The phenomenal camerawork doesn’t come off as the only worthwhile aspect of “Victoria.” The simple story of a group of kids forced to commit a crime to pay back debts is compelling, and no moment of its long runtime feels stale or uninteresting. There’s an interesting mix of quiet, tender moments between Victoria and the boys and action-packed moments featuring drug use and shoot-outs. This mixture creates a fine heist thriller that’s neither a confusing mess of sounds nor a boring film too concerned with meaningless dialogue.
The performances are also astounding, considering the actors had to ad lib the majority their lines on the fly as the camera danced around them. Costa shines as the bubbly, nice Victoria. She nails the transformation from innocent party girl to harden criminal on the run for her life. Lau is also great as the love-stricken criminal that bonds with her. He’s easily the most sympathetic of the criminals aside for Victoria.

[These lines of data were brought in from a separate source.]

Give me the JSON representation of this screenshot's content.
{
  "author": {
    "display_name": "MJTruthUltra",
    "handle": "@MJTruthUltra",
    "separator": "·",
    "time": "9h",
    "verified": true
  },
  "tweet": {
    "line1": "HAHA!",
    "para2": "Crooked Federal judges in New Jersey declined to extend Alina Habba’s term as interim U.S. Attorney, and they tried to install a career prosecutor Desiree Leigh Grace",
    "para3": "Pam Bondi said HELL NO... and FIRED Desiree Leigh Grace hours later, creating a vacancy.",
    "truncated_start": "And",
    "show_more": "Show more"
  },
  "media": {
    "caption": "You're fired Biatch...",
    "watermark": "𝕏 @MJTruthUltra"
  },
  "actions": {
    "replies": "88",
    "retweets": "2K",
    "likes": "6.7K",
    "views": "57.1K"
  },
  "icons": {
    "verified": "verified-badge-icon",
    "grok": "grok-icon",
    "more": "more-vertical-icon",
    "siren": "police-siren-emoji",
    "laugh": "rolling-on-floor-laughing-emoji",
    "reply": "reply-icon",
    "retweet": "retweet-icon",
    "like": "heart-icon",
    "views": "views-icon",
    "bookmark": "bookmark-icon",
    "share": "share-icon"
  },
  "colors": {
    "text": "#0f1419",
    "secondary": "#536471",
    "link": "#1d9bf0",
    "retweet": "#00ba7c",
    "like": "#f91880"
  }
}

Although the other members of the gang aren’t nearly as developed, they are still humorous guys who display a shocking regression into panicked bank robberies.
While “Victoria” will undoubtedly be memorable because of its achievements in cinematography, it also deserves to be applauded for its strong story and great performances. An entertaining heist film that focuses on a sympathetic, energetic lead, “Victoria” stands as an ambitious highlight that pulls no punches.